The studies Madden et al (see library) studied in their meta-analysis really brush lightly on the tip of the human race’s pain conditioning.  There are psychological and psycho-social reactions to pain that were not addressed and probably cannot be addressed except on a case-by-case basis.  Still, their findings are interesting.  The study groups in all the studies discussed are healthy, non-chronic pain people.  Still the majority of the studies were able to indicate that people could be conditioned to feel pain more strongly when pain was expected.  People learned what would hurt and that knowledge made the pain increase.  The studies were less clear about whether pain could be induced by expectations, but there were some indications that it was possible.  In other words, after conditioning, people could generate pain from painless conditions.

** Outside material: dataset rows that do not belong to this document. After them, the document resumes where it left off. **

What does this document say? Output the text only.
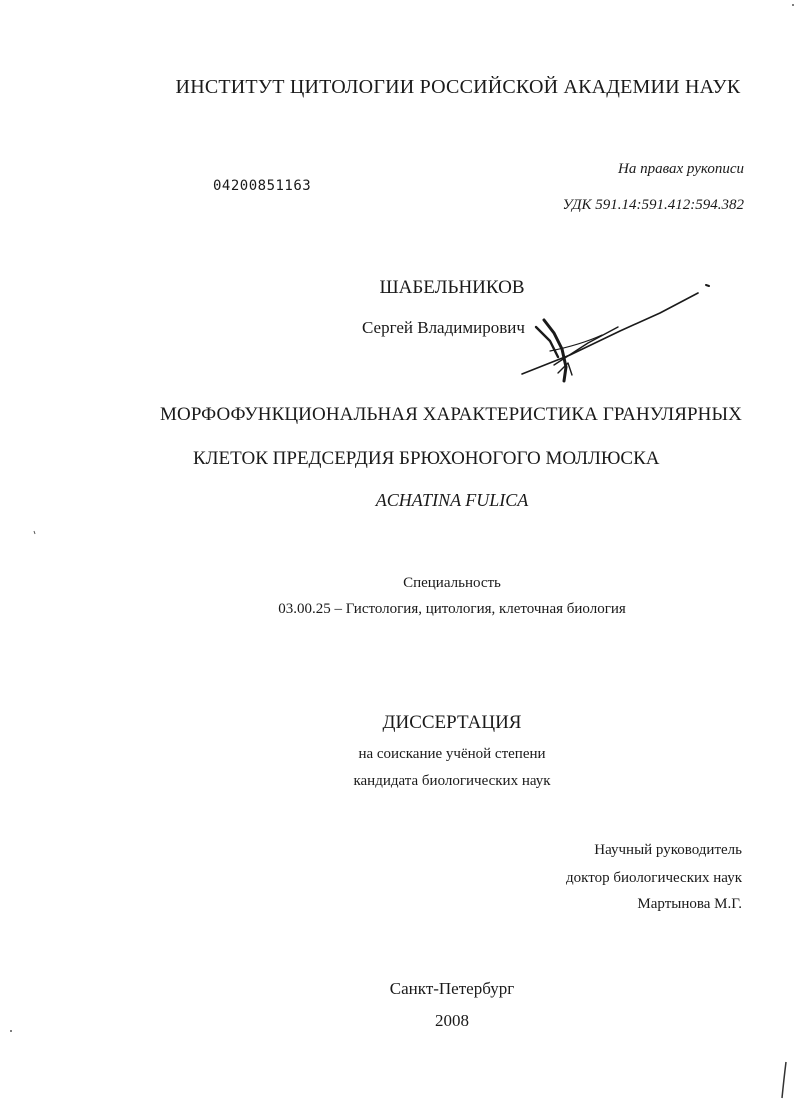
ИНСТИТУТ ЦИТОЛОГИИ РОССИЙСКОЙ АКАДЕМИИ НАУК
04200851163
На правах рукописи
УДК 591.14:591.412:594.382
ШАБЕЛЬНИКОВ
Сергей Владимирович
МОРФОФУНКЦИОНАЛЬНАЯ ХАРАКТЕРИСТИКА ГРАНУЛЯРНЫХ
КЛЕТОК ПРЕДСЕРДИЯ БРЮХОНОГОГО МОЛЛЮСКА
ACHATINA FULICA
Специальность
03.00.25 – Гистология, цитология, клеточная биология
ДИССЕРТАЦИЯ
на соискание учёной степени
кандидата биологических наук
Научный руководитель
доктор биологических наук
Мартынова М.Г.
Санкт-Петербург
2008
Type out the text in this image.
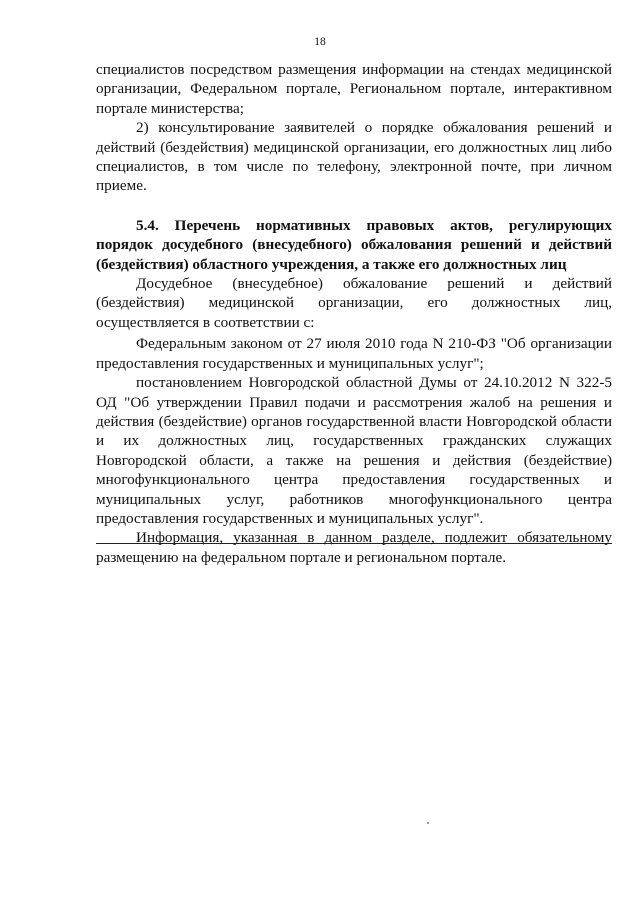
18

специалистов посредством размещения информации на стендах медицинской организации, Федеральном портале, Региональном портале, интерактивном портале министерства;

2) консультирование заявителей о порядке обжалования решений и действий (бездействия) медицинской организации, его должностных лиц либо специалистов, в том числе по телефону, электронной почте, при личном приеме.

5.4. Перечень нормативных правовых актов, регулирующих порядок досудебного (внесудебного) обжалования решений и действий (бездействия) областного учреждения, а также его должностных лиц

Досудебное (внесудебное) обжалование решений и действий (бездействия) медицинской организации, его должностных лиц, осуществляется в соответствии с:

Федеральным законом от 27 июля 2010 года N 210-ФЗ "Об организации предоставления государственных и муниципальных услуг";

постановлением Новгородской областной Думы от 24.10.2012 N 322-5 ОД "Об утверждении Правил подачи и рассмотрения жалоб на решения и действия (бездействие) органов государственной власти Новгородской области и их должностных лиц, государственных гражданских служащих Новгородской области, а также на решения и действия (бездействие) многофункционального центра предоставления государственных и муниципальных услуг, работников многофункционального центра предоставления государственных и муниципальных услуг".

Информация, указанная в данном разделе, подлежит обязательному размещению на федеральном портале и региональном портале.
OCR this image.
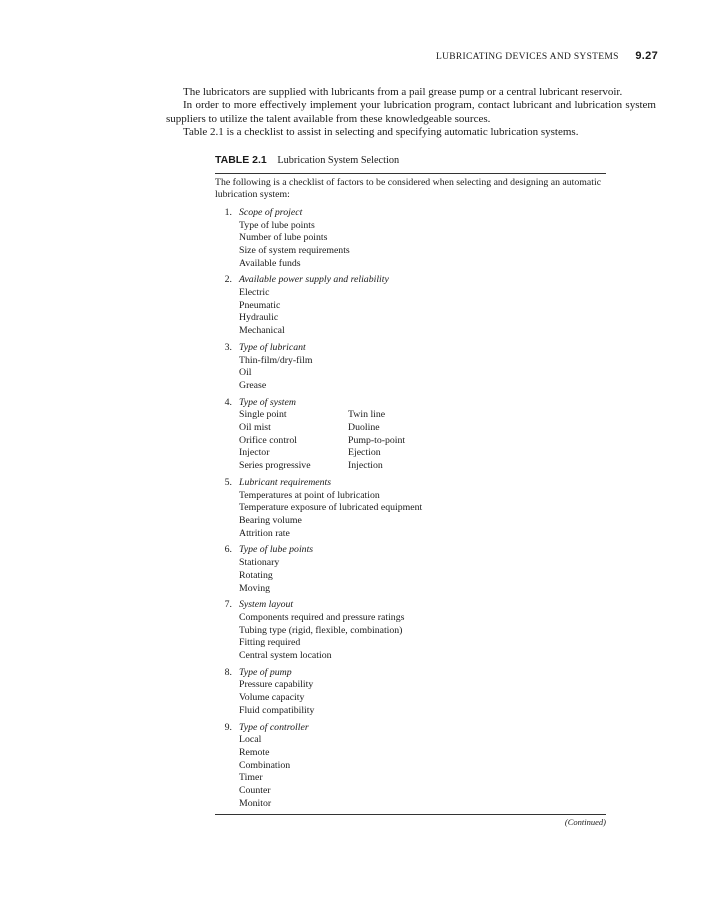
LUBRICATING DEVICES AND SYSTEMS 9.27

The lubricators are supplied with lubricants from a pail grease pump or a central lubricant reservoir.

In order to more effectively implement your lubrication program, contact lubricant and lubrication system suppliers to utilize the talent available from these knowledgeable sources.

Table 2.1 is a checklist to assist in selecting and specifying automatic lubrication systems.

TABLE 2.1 Lubrication System Selection
The following is a checklist of factors to be considered when selecting and designing an automatic lubrication system:
1. Scope of project
Type of lube points
Number of lube points
Size of system requirements
Available funds
2. Available power supply and reliability
Electric
Pneumatic
Hydraulic
Mechanical
3. Type of lubricant
Thin-film/dry-film
Oil
Grease
4. Type of system
Single point	Twin line
Oil mist	Duoline
Orifice control	Pump-to-point
Injector	Ejection
Series progressive	Injection
5. Lubricant requirements
Temperatures at point of lubrication
Temperature exposure of lubricated equipment
Bearing volume
Attrition rate
6. Type of lube points
Stationary
Rotating
Moving
7. System layout
Components required and pressure ratings
Tubing type (rigid, flexible, combination)
Fitting required
Central system location
8. Type of pump
Pressure capability
Volume capacity
Fluid compatibility
9. Type of controller
Local
Remote
Combination
Timer
Counter
Monitor
(Continued)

To say that pain can be induced or amplified through fear of pain may be a fair statement.  We fear pain; we feel more pain.  Mildly paradoxically, fear under normal circumstances has been shown to reduce pain.  This seems like a description of situational fear, for example for a loved one, when we rush into physical danger to rescue them and then only an hour later realize we endured fire or took gunshots because the fear has diminished the perception of pain.  However, the two situations cannot really be compared.  Fear of something (as opposed to fear for something) always increases perception.  If you fear snakes, you see snakes.  If you fear drowning, you can feel like you’re drowning in a bathtub.  If you fear pain, you feel pain.

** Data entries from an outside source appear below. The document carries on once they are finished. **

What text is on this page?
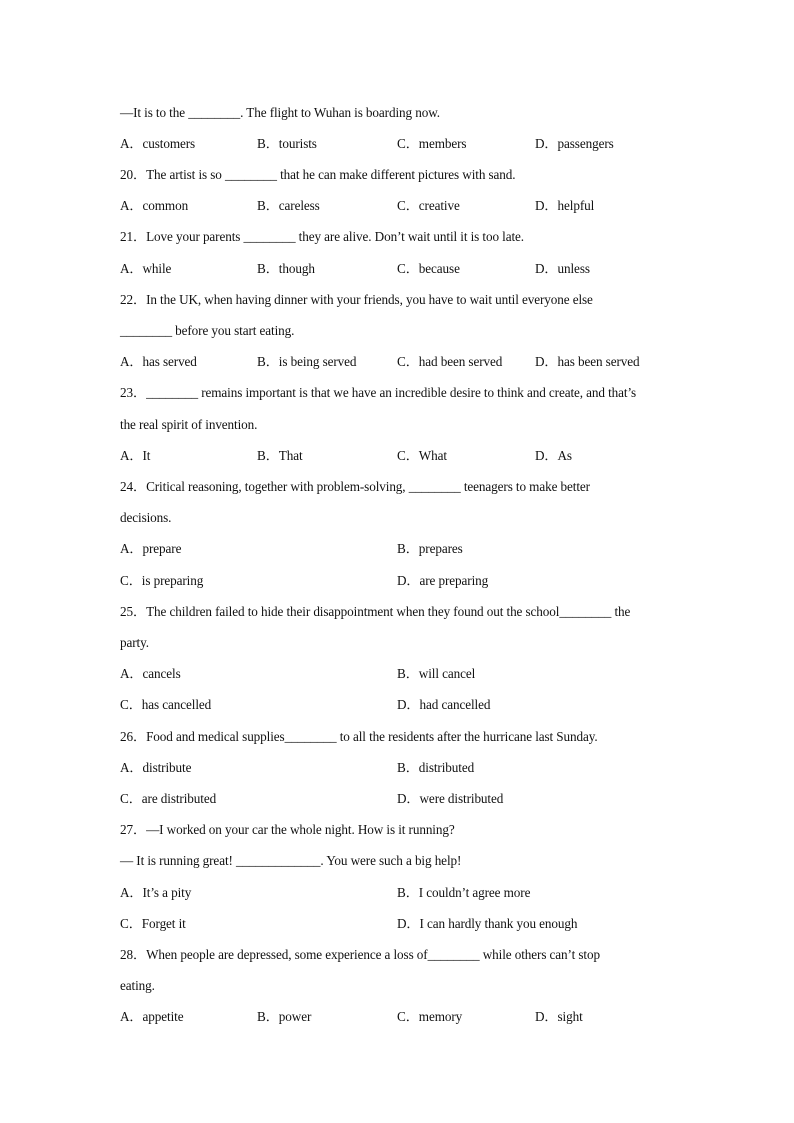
—It is to the ________. The flight to Wuhan is boarding now.
A．customers	B．tourists	C．members	D．passengers
20．The artist is so ________ that he can make different pictures with sand.
A．common	B．careless	C．creative	D．helpful
21．Love your parents ________ they are alive. Don’t wait until it is too late.
A．while	B．though	C．because	D．unless
22．In the UK, when having dinner with your friends, you have to wait until everyone else
________ before you start eating.
A．has served	B．is being served	C．had been served D．has been served
23．________ remains important is that we have an incredible desire to think and create, and that’s
the real spirit of invention.
A．It	B．That	C．What	D．As
24．Critical reasoning, together with problem-solving, ________ teenagers to make better
decisions.
A．prepare	B．prepares
C．is preparing	D．are preparing
25．The children failed to hide their disappointment when they found out the school________ the
party.
A．cancels	B．will cancel
C．has cancelled	D．had cancelled
26．Food and medical supplies________ to all the residents after the hurricane last Sunday.
A．distribute	B．distributed
C．are distributed	D．were distributed
27．—I worked on your car the whole night. How is it running?
— It is running great! _____________. You were such a big help!
A．It’s a pity	B．I couldn’t agree more
C．Forget it	D．I can hardly thank you enough
28．When people are depressed, some experience a loss of________ while others can’t stop
eating.
A．appetite	B．power	C．memory	D．sight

While fear of pain simply can’t explain fibromyalgia – I would argue that people with fibromyalgia grow to fear pain as the disease process progresses – it seems that fear of pain could greatly increase fibromyalgia symptoms, either because activities become too restricted or because the perception of pain is heightened.  One of the ways of controlling or managing fibro symptoms could simply be learning to rationalize the perception of pain.  It is not negating pain, it is not belittling the actual pain that people are enduring with fibromyalgia.  But if we can be conditioned to feel heightened pain, could we be conditioned to feel less pain?